Digital Infrastructure sector meeting energy issues head on

by | Sep 6, 2021

Digital infrastructure companies are increasingly meeting the energy efficiency challenge, according to the advisers of the VT Gravis Digital Infrastructure Income Fund.

Gravis Advisory Limited, a subsidiary of infrastructure and real estate investment specialist Gravis Capital Management Limited, which advises the fund has researched the accounts of its portfolio holdings to identify exactly how clean and green the companies are.

Listed owners of data centres have made sustainability and increasing energy efficiency top priorities. Equinix, the world’s largest data centre REIT, has achieved 91% energy procurement from renewable energy in 2020 and is committed to reaching 100% renewable energy and achieving global climate neutrality by 2030. Switch, a US data centre operator, has been running all its facilities on 100% renewable energy since 2016.

Another obvious step to reduce emissions is to increase the efficiency of the data centre operating system. The most common measurement of how efficiently a data centre uses electricity is the power usage effectiveness (PUE), this is the ratio of overall electricity consumption at the data centre facility to the electricity delivered to the IT hardware. The hypothetic optimum PUE is 1.0, meaning that 100% of the energy is efficiently used.

According to the latest survey from the Uptime Institute, the average PUE of a data centre is 1.59. Holdings within the Fund have been constantly improving their PUE ratings and have scored on average better than the data centre industry. Notably, US listed Digital Realty has recently delivered new-build facilities with design PUEs as low as 1.12.

Mobile phone towers play a critical role in the digital revolution that society is experiencing.  There are several listed real estate companies that own the physical structures that the telecommunication antennae are fixed to.  These REITs are seeking to reduce their environmental footprint by both switching the source of their power to renewable energy and by reducing the amount of power that they consume through increased efficiencies.

There are numerous examples of tower REITs improving energy efficiency.  For example: American Tower Corp, the world’s largest tower REIT, is installing solar panels and batteries across its sites to reduce reliance on on-site diesel and gas fuelled generators; Vantage Towers, the owner of towers across Europe, is following a similar strategy and is targeting to procure 100% of its electricity from renewable energy sources by the end of 2021, and SBA Communications, the US-focused tower owner, has recorded a decrease of circa 7% in the average emissions per tower over the years 2017-2019 .

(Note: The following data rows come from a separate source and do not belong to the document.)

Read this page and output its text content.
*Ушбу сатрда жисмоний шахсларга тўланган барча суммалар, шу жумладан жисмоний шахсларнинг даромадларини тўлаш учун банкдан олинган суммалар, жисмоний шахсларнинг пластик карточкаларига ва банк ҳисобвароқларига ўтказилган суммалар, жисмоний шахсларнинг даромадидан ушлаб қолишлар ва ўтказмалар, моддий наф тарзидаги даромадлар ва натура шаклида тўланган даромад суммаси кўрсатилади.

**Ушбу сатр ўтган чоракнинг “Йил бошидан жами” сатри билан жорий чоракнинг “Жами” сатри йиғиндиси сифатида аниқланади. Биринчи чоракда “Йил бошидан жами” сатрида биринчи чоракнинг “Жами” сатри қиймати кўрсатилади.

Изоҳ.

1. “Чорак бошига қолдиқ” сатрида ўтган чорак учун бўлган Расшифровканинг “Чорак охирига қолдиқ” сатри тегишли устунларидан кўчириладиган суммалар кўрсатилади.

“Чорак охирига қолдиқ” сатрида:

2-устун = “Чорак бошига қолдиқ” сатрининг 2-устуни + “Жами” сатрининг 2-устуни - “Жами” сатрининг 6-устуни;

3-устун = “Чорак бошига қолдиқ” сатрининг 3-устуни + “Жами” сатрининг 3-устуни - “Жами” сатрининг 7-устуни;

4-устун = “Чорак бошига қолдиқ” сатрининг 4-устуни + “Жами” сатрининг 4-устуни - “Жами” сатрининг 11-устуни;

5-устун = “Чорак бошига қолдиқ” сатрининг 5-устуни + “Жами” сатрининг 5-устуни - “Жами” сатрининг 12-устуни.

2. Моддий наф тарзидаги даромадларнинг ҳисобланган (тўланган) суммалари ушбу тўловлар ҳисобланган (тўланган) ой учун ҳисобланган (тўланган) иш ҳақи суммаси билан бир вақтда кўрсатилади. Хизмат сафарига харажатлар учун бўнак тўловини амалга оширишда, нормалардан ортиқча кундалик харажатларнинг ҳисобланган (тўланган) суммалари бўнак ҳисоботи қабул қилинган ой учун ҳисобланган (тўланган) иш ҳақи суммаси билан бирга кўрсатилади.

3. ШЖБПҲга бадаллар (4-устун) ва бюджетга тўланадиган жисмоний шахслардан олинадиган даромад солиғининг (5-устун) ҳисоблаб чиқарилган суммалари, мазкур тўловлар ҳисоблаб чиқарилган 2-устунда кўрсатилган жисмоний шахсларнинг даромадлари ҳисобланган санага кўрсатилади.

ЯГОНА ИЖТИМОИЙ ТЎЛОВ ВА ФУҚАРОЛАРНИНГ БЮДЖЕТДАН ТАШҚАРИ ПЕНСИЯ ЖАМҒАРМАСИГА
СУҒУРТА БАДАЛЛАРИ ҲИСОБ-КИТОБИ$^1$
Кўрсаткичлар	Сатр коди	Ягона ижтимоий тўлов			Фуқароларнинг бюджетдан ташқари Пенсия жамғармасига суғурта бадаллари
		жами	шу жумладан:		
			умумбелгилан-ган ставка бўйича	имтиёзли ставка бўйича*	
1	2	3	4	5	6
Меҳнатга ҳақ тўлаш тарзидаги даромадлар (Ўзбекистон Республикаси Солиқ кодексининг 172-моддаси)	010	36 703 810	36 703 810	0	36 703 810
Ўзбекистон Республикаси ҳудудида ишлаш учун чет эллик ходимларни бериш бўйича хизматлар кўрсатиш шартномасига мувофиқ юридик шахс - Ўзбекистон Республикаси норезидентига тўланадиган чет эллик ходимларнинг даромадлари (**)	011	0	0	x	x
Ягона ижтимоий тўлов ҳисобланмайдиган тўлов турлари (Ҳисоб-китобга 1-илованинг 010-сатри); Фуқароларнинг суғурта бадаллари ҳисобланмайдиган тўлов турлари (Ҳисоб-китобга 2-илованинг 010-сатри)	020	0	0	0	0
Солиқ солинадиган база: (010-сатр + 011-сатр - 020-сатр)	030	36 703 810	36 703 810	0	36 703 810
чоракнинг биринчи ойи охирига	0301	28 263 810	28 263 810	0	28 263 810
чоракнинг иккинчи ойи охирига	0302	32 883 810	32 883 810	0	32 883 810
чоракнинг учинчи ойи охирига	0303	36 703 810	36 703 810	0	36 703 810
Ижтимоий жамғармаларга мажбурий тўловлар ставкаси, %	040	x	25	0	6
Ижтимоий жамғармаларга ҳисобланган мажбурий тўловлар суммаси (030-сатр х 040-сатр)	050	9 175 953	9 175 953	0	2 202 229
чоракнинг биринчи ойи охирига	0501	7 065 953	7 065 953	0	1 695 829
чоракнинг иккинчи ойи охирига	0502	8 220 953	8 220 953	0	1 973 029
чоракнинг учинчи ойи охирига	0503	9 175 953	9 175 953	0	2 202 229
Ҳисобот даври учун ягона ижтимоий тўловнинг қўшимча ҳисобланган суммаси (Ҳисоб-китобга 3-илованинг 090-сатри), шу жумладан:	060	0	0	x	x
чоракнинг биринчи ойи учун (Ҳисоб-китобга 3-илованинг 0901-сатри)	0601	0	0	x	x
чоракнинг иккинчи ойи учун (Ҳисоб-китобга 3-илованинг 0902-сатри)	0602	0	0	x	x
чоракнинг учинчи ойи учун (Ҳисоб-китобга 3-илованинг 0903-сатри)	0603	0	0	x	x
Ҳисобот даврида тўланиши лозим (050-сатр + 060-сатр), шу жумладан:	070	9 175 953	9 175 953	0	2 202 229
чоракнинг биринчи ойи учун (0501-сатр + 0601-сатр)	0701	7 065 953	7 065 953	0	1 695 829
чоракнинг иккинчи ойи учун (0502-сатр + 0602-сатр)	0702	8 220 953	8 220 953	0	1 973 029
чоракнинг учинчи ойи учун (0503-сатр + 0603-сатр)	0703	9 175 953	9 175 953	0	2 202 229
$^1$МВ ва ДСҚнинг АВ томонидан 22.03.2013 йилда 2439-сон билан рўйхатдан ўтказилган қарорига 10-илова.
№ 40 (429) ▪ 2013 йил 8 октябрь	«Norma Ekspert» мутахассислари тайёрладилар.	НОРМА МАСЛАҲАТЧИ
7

Matthew Norris, investment adviser, Gravis Advisory Limited commented: “Climate change is arguably the biggest long-term challenge facing humanity, and one that is becoming increasingly important in determining the investment prospects for digital infrastructure assets. With data centres estimated2 to consume more than 2% of the world’s electricity and emit roughly as much CO2 as the airline industry, the companies owning these assets are increasingly demonstrating their commitment and expertise towards improving energy efficiency.

“There are significant environmental benefits to be found by ensuring the very best technology and infrastructure is installed, ensuring data is stored and transmitted in the most efficient, and increasingly most sustainable way. There is no avoiding the vast amount of energy that is used when we all email, text and use social media – the digital revolution and its perpetual data cycle is very much in motion – but by investing in best-of-class assets that help to centralise processes and encourage use of the cloud, rather than physical in-house data storage, we can work to minimise the toll our hunger for digital technology has on the wider world.”